«La loi permet de découvrir des faits surprenants»

Lucien Fluri est convaincu de l’importance de la loi sur l’information au niveau local. (Photo: Florian Spring)

MAKING-OF Grâce à la loi sur la transparence, Lucien Fluri a réalisé des enquêtes pour la «Solothurner Zeitung», contraignant la politique à agir.

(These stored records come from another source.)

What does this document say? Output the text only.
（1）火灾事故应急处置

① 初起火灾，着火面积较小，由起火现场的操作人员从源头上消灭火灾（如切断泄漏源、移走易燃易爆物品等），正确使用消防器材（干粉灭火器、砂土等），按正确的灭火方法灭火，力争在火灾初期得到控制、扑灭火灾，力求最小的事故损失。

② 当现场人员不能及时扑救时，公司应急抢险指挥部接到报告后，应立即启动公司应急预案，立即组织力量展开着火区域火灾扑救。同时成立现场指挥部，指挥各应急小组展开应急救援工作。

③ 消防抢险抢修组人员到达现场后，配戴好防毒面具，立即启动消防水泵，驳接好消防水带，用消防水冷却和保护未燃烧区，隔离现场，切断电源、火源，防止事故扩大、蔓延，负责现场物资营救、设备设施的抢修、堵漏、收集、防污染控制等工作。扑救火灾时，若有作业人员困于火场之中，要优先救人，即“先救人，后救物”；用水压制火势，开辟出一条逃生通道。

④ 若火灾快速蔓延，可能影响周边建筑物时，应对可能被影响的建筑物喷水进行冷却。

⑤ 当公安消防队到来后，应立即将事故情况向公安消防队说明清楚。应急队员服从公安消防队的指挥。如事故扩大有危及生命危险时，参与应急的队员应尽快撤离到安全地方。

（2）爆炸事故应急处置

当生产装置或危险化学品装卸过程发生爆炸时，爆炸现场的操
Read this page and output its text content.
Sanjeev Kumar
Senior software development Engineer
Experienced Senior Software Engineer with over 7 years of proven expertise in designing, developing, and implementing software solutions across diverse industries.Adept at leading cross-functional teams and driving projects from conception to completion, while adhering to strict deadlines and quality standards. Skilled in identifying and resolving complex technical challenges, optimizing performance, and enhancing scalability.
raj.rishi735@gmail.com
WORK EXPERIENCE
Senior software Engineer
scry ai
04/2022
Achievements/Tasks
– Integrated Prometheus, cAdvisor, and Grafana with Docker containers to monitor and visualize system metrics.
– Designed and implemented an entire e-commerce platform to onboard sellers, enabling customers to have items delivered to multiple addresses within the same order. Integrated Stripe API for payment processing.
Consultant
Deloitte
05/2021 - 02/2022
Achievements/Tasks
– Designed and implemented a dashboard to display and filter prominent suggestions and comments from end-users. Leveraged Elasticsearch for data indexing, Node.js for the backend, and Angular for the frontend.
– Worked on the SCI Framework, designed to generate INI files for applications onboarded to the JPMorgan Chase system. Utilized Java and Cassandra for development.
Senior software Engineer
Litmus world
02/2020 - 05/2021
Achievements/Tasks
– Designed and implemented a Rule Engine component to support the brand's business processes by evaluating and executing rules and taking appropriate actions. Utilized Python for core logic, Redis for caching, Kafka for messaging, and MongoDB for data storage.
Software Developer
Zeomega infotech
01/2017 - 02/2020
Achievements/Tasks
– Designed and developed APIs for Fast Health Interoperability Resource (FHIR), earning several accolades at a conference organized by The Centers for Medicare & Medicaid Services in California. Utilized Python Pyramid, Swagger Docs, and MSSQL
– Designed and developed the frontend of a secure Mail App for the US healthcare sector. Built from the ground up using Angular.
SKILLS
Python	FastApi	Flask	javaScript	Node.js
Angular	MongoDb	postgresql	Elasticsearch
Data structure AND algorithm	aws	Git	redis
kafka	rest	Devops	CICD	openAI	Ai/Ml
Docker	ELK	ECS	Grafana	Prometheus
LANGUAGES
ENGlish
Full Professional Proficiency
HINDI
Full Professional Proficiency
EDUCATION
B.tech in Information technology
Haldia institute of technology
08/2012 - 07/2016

Il évoque l’importance de cet instrument pour le journalisme local.

Registre de fauteurs de trouble, salaires des médecins et rémunérations dans les crèches: les sujets sur lesquels Lucien Fluri a enquêté montrent que le principe de transparence peut aussi avoir une portée au niveau local.

Lucien Fluri, comment avez-vous connu la loi sur la transparence ?

J’ai découvert la loi sur la transparence par un cours pendant ma formation de journaliste au centre des médias de Lucerne. Intrigué, j’ai eu envie d’appliquer cet outil pour un sujet. Je faisais alors des recherches sur une banque de données utilisée par la police soleuroise pour répertorier les personnes potentiellement dangereuses. Je voulais savoir combien de personnes y étaient fichées.

Cette première demande a-t-elle été couronnée de succès?

Cela n’a pas été facile d’obtenir les informations, pourtant soumises à la loi sur la transparence. La police cantonale a opposé beaucoup de résistance, refusant de fournir la statistique du registre. Je me suis donc tourné vers la préposée cantonale à la transparence qui a recommandé sa publication. Les données obtenues m’ont permis de montrer que plus de personnes étaient inscrites dans le registre que supposé – dont certaines qui ne présentaient probablement aucun danger.

Comment vous y prenez-vous lors d’une telle recherche? C’est l’idée de sujet qui vient d’abord ou est-ce la demande d’accès qui aboutit à un sujet?

L’idée de sujet vient en général en premier. Parfois je sais par d’anciennes recherches et d’autres canaux que des documents officiels existent sur un sujet en particulier. Une demande d’accès n’est pas toujours nécessaire, mais si un office refuse de me fournir un document, je fais appel à la loi.

De quelle enquête êtes-vous particulièrement fier?

Celle sur les salaires des médecins chefs soleurois a eu une portée importante. Il a valu la peine de ne pas baisser les bras.

Que s’est-il passé? 

Les hôpitaux du canton se sont ardemment opposés à une publication des salaires de leurs médecins. Leur argument était que les sociétés anonymes ne sont pas soumises au principe de transparence. Les SA appartiennent pourtant à 100% au canton. J’ai donc entamé une procédure de conciliation auprès de la préposée cantonale à la transparence qui s’est prononcée en faveur d’une publication. Il s’agit d’informations importantes dans le contexte des coûts croissants du système de santé. Cette enquête a eu de nombreux échos et des répercussions politiques: les hôpitaux ont, aussi pour d’autres raisons, adapté de leur propre gré le système salarial des médecins cadres.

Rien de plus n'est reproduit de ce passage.